Treating bTME rectal cancer is complex, hence information on features that can impact negatively survival is important in assessing suitability for resection, determining the timing of radiotherapy and chemotherapy, and planning postoperative follow‐up. In this series, factors associated with developing metachronous metastases included initial presentation with synchronous metastases, histopathological advancing tumour (pT category) and nodal (pN category) status, the presence of pVI, and an increased number of involved lymph nodes. This study has shown that the presence of metachronous metastases after bTME surgery heralds a significant decrease in survival, as would be expected.

Some 20–30 per cent of patients with synchronous colorectal cancer and liver metastases at presentation can technically be resected ²⁸ ; however, actual resection rates are lower at 5–15 per cent ⁵ , ²⁹ , ³⁰ . A population study ²⁶ of patients with colorectal cancer presenting with metastases noted an overall median survival of 12 months for all patients, 15·3 months in patients who received systemic chemotherapy, and 46·2 months in patients who had metastasectomy. In the present study, patients presenting with a bTME tumour and synchronous metastases undergoing treatment with curative intent developed subsequent metachronous metastases more often and had shorter disease‐free survival than patients presenting with a bTME tumour without metastases. Logically, this should lead to reduced overall survival, but this was not shown. It is important to note that there were only two deaths in the group of 17 patients who presented with synchronous metastases. The small sample size makes the introduction of error likely, and overall survival outcome analysis in this subgroup may not be reliable. The bTME consensus statement ⁴ commented on the issue of treating synchronous metastases, noting that it is controversial, the data are sparse, and careful consideration should be given to the suitability of these patients for surgical resection. The statement suggested assessing both the response of the metastases to chemotherapy and the patient's performance status when deciding whether surgery is indicated ⁴ .

Advanced pT and pN category, the presence of pVI, and the number of involved lymph nodes were all associated with metachronous metastases. These factors have all been shown previously ³¹ , ³² , ³³ , ³⁴ , ³⁵ to impact negatively on survival. In pelvic exenteration, previous studies have shown that a positive (R1 or R2) resection margin significantly worsens survival ³⁶ and significantly increases the local recurrence rate ³⁷ , but has no significant impact on metachronous metastasis ¹³ . The present study showed that achieving a complete resection did not affect the rate of metachronous metastasis.

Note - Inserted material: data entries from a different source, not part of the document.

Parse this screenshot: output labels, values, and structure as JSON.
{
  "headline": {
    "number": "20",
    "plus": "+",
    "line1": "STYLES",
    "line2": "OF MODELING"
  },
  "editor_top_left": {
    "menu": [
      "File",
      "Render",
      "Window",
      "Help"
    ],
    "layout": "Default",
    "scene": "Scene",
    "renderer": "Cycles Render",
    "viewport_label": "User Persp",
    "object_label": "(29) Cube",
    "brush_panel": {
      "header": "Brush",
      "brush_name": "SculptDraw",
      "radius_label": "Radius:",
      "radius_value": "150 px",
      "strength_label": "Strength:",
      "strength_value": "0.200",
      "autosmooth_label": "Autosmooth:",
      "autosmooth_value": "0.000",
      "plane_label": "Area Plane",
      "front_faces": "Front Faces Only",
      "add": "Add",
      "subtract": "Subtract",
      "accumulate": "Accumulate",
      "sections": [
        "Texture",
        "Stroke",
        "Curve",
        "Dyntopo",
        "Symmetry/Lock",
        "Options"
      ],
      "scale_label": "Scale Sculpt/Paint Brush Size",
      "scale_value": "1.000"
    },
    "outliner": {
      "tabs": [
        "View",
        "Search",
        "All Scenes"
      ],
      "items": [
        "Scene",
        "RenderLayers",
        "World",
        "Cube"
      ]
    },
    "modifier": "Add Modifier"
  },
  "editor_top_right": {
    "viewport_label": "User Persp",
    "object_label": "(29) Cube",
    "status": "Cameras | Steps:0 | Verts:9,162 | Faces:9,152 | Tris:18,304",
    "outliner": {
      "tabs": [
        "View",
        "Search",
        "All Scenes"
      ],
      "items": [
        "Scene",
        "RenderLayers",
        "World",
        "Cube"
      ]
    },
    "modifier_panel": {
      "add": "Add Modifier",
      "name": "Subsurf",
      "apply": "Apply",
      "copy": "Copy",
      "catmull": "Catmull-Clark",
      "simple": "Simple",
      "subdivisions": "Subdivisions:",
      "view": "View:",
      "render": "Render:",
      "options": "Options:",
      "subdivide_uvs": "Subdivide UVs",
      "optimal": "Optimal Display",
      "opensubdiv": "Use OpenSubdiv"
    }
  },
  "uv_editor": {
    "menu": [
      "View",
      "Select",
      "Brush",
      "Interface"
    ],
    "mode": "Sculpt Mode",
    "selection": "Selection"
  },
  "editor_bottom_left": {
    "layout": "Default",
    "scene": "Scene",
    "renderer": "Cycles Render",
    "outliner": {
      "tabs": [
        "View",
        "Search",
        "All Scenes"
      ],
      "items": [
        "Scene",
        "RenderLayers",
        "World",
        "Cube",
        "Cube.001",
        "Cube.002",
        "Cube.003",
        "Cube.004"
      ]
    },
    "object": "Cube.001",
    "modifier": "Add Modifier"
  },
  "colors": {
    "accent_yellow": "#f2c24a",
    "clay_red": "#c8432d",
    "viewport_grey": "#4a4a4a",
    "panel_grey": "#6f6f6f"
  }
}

This study found no difference in overall survival according to the site of metachronous metastases. The specifics of which single, dual or multiple sites of metachronous metastasis can be treated curatively in combination with a bTME resection are debated, and more work is needed.

Neoadjuvant chemoradiotherapy has been shown to reduce significantly the local recurrence, but not the metachronous metastasis, rate ³⁸ , ³⁹ . The present study did not show a difference in metastasis rate between patients who received neoadjuvant therapy and those who did not. The extent of surgery (exenterative surgery versus bTME other) did not significantly affect the subsequent rate of metachronous metastasis, as has been demonstrated in other studies ¹³ , ³⁹ .

In this study, no difference was observed in the rate of metachronous metastasis between selected patients with locally advanced primary rectal cancer and recurrent rectal cancer. This is concordant with the series of Gannon and colleagues ³⁹ , who reported metachronous metastasis rates of 22 and 15 per cent in patients with locally advanced primary rectal cancer and recurrent rectal cancer respectively.

Limitations of the present study include the retrospective design and tertiary referral setting. Multiple factors influence who is referred to a tertiary service, and patients who had a bTME operation were considered carefully, introducing selection bias. Patient numbers were relatively small, so locally advanced and recurrent cancers were analysed together, as is common for studies of locally advanced and recurrent rectal cancer.

Acknowledgements

D.L.H.B was supported by a Biomedical Research Council grant (number A161).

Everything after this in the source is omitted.